The ECB has recently announced more than 60 redundancies as a reaction to the financial challenges posed by the Covid-19 pandemic. They estimate the virus has cost them £106m in 2020 with the prospect of further losses to come if crowds are unable to return to games in 2021.
Another ECB spokesperson admitted the cuts were "not what we want" but insisted they "are necessary as ECB embarks on significant cost cutting in order to try and withstand the financial impact the global pandemic has had".
While it was never an especially healthy reflection of the domestic game that the governing body felt the need to provide coverage - it raised questions about independence, among other things - it is a greater concern that even that governing body is now cutting that coverage.
It might also be noted that matches in the Hundred will not be impacted by these cuts, which will do nothing to dispel the perception that the ECB is prioritising that competition at the expense of traditional existing domestic tournaments. The Hundred retains a separate budget.

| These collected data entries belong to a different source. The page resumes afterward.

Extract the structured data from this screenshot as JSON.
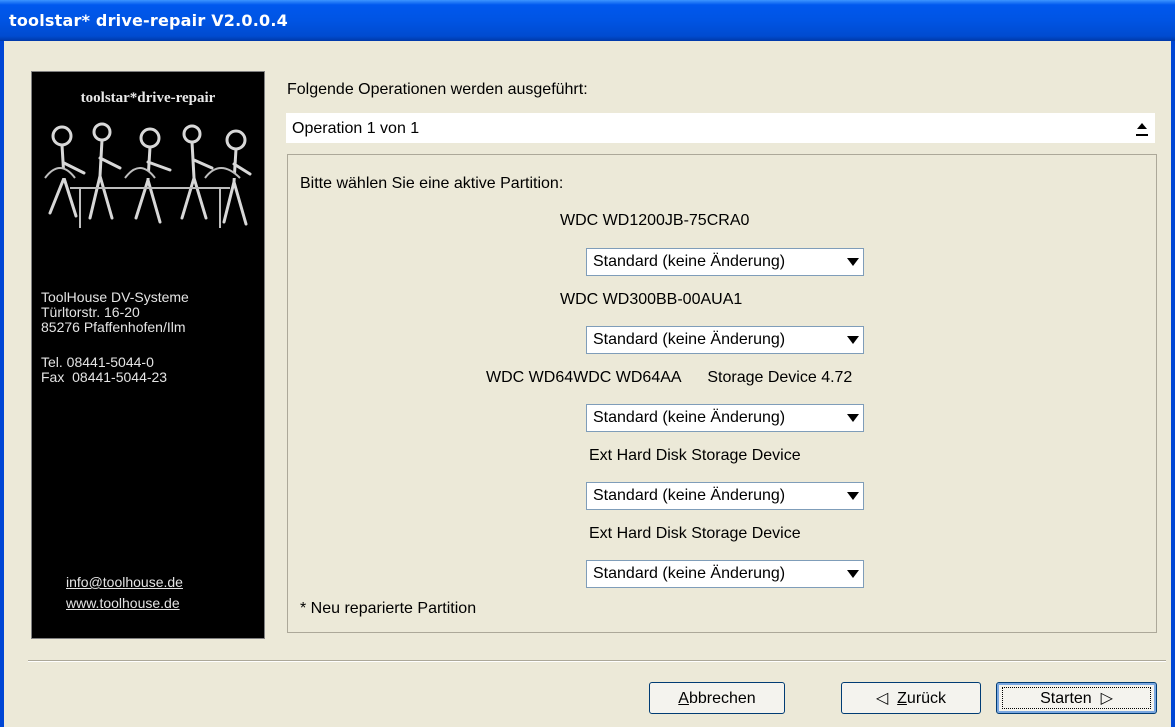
{
  "window": {
    "title": "toolstar* drive-repair V2.0.0.4"
  },
  "sidebar": {
    "brand": "toolstar*drive-repair",
    "address": [
      "ToolHouse DV-Systeme",
      "Türltorstr. 16-20",
      "85276 Pfaffenhofen/Ilm"
    ],
    "contact": [
      "Tel. 08441-5044-0",
      "Fax  08441-5044-23"
    ],
    "links": [
      "info@toolhouse.de",
      "www.toolhouse.de"
    ]
  },
  "main": {
    "heading": "Folgende Operationen werden ausgeführt:",
    "operation": "Operation 1 von 1",
    "prompt": "Bitte wählen Sie eine aktive Partition:",
    "devices": [
      {
        "name": "WDC WD1200JB-75CRA0",
        "selection": "Standard (keine Änderung)"
      },
      {
        "name": "WDC WD300BB-00AUA1",
        "selection": "Standard (keine Änderung)"
      },
      {
        "name": "WDC WD64WDC WD64AA      Storage Device 4.72",
        "selection": "Standard (keine Änderung)"
      },
      {
        "name": "Ext Hard Disk Storage Device",
        "selection": "Standard (keine Änderung)"
      },
      {
        "name": "Ext Hard Disk Storage Device",
        "selection": "Standard (keine Änderung)"
      }
    ],
    "footnote": "* Neu reparierte Partition"
  },
  "buttons": {
    "cancel_first": "A",
    "cancel_rest": "bbrechen",
    "back_arrow": "◁",
    "back_first": "Z",
    "back_rest": "urück",
    "start_label": "Starten",
    "start_arrow": "▷"
  }
}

"We are cognisant of the difficulty the ECB faces in trying to maintain a valuable written content service, whilst needing to now cut its own costs," Alison Mitchell, the chair of the Cricket Writers' Club said in a statement to its members.
"We intend to remain in contact with the ECB over the coverage of the domestic game, and will urge that the number of journalists be grown in future whenever feasible against this backdrop, or that other solutions are considered, to enable eye-witness integrity in the reportage of the domestic game and those playing it."